Black Bear Caught on Trail Cam Having a Hilarious 'Impromptu Photo Session'

A black bear has been captured enjoying a private photo shoot on wildlife cameras in New Mexico.

The photos were shared by the U.S. Fish and Wildlife Service on Facebook on Wednesday evening in a post that has been shared over 100 times. The wildlife service described the images as an "impromptu photo session."

In the first photo, the bear can be seen covering its face with its paws. In the next, both paws are stretched out wide and the bear is looking directly at the cameras.

Black bear enjoys forest photoshoot
Photos of the black bear posing for wildlife cameras in the Gila National Forest, New Mexico. Mexican Wolf Interagency Field Team / U.S. Fish and Wildlife Service/Facebook

"It's like he's playing peek-a-boo," commented one user.

"Felt cute, might eat you later," commented another.

The U.S. Fish and Wildlife Service said that the cameras had been set up by the Mexican Wolf Interagency Field Team to help track Mexican gray wolves in New Mexico's Gila National Forest.

The Mexican Wolf Interagency Field Team is in charge of monitoring the population of the endangered Mexican gray wolf. The team gathers data from November to February every year, which is when wolf populations are at their most stable.

The Mexican wolf was once found throughout Arizona, Texas, New Mexico and Mexico. But, since the 1900s, human activities have caused their populations to dwindle. In 1976, the subspecies was officially listed as being endangered. At this point, the wolf was already functionally extinct in the Southwest, according to the U.S. Fish and Wildlife Service.

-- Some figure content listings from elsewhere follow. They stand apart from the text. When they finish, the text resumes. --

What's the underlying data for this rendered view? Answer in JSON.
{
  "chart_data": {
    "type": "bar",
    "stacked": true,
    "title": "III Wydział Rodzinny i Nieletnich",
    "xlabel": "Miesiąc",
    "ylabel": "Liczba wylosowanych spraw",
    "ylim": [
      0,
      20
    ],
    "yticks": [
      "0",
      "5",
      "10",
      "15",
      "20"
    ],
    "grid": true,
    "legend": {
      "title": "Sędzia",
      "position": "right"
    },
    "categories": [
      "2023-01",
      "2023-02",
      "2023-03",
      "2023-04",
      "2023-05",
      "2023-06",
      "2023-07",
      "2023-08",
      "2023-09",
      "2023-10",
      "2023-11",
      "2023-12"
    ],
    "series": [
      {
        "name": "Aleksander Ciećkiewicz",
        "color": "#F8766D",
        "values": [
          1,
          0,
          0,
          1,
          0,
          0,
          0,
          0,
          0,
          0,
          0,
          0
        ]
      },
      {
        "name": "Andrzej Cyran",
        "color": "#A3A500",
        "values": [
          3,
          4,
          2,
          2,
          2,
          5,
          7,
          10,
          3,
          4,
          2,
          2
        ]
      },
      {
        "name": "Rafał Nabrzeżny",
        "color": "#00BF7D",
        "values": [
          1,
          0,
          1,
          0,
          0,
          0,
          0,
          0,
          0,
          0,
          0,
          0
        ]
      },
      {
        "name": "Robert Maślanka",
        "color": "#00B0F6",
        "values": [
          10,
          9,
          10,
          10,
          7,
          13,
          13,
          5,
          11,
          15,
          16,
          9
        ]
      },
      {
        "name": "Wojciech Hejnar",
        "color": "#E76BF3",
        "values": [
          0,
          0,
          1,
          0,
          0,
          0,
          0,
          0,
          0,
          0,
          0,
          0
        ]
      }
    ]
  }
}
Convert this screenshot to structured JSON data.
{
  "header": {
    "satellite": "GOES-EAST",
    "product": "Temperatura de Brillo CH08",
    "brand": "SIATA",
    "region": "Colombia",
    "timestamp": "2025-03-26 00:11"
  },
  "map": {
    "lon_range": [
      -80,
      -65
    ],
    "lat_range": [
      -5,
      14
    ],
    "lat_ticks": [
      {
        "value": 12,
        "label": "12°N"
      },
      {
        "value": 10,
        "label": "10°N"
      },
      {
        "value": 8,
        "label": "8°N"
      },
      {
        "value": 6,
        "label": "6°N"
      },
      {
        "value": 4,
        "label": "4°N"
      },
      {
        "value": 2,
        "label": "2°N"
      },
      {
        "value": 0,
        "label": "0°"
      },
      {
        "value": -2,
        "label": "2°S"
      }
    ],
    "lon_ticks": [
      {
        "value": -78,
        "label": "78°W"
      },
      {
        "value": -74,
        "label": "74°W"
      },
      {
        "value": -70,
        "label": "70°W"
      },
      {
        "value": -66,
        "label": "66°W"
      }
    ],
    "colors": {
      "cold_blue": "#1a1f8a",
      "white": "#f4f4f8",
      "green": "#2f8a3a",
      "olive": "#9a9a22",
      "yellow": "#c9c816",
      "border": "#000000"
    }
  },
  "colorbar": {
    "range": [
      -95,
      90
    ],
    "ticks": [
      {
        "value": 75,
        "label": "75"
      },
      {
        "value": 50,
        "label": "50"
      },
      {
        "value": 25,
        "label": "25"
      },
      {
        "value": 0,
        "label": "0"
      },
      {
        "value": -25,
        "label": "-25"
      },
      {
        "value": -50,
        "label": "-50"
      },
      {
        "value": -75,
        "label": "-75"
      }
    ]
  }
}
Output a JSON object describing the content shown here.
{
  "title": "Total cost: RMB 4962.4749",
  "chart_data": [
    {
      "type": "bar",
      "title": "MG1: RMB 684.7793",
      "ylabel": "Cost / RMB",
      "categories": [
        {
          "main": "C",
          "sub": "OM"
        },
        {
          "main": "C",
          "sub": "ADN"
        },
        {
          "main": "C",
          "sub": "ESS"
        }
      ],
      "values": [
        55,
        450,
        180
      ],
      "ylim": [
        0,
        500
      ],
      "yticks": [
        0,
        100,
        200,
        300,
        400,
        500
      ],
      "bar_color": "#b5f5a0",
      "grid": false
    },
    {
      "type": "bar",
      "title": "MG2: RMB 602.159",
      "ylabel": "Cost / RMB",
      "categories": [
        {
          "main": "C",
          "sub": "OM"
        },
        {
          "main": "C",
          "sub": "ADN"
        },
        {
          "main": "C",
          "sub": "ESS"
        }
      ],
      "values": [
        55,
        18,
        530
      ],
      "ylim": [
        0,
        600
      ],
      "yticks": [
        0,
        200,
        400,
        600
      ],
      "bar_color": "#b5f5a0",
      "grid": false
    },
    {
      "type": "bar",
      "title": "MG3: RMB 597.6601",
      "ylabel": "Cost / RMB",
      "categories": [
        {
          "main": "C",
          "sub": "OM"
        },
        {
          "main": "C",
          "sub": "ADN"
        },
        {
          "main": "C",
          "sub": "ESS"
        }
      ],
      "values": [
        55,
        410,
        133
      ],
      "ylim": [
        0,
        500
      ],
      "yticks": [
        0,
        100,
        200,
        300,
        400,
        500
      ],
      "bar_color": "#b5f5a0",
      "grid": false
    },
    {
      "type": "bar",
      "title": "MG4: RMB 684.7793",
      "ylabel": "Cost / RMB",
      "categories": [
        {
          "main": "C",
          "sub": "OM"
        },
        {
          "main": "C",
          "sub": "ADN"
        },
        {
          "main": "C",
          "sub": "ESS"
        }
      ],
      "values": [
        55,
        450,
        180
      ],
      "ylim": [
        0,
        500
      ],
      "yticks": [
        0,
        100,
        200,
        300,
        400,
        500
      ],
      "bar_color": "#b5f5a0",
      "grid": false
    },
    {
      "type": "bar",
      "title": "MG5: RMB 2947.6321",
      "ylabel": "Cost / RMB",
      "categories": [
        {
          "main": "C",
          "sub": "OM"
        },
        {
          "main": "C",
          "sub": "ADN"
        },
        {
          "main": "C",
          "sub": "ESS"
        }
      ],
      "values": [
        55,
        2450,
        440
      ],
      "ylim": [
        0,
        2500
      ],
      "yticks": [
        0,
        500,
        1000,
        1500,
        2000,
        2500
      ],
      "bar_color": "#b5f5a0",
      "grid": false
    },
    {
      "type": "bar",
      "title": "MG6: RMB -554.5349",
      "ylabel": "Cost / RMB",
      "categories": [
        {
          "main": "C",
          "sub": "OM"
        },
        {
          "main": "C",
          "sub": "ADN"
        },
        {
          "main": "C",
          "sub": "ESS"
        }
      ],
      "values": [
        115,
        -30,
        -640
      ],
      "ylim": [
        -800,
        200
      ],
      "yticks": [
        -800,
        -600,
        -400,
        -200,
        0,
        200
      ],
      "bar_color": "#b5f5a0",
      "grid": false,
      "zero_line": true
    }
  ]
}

In 1998, a population of Mexican wolves that had been raised in captivity were released into the wild, in the Apache national forest in Arizona and the Gila national forests in New Mexico.

Mexican wolf
Photo of a Mexican gray wolf. The endangered subspecies was reintroduced in Arizona and New Mexico in 1998 and their populations have steadily grown since. taylorm2/Getty

In February 2023, the population of Mexican wolves in Arizona and New Mexico surpassed 200 wild individuals for the first time since their reintroduction. This is more than double what the wild wolf population was five years before.

The wolves share the forests with numerous other animals, who are often caught on the wolf-monitoring cameras too. These include black bears.

The name black bear can be a little misleading as these animals can also be brown, reddish and even blonde. The adult males can weigh up to 400 pounds, the New Mexico Department of Game and Fish estimates, though they average at around 250 pounds. The females are slightly smaller, typically weighing between 150 and 180 pounds.

Over the winter, these enormous fur balls go into a state of torpor, a modified form of hibernation where the animals slow down their metabolic and digestive processing to conserve energy. Around this time of year, they slowly start to emerge from their dens, looking for food.

If you see a bear, it is important to stay calm. The New Mexico Department of Game and Fish says you should not run but rather back away slowly without making any sudden movements. You should never get between a mother bear and her cubs.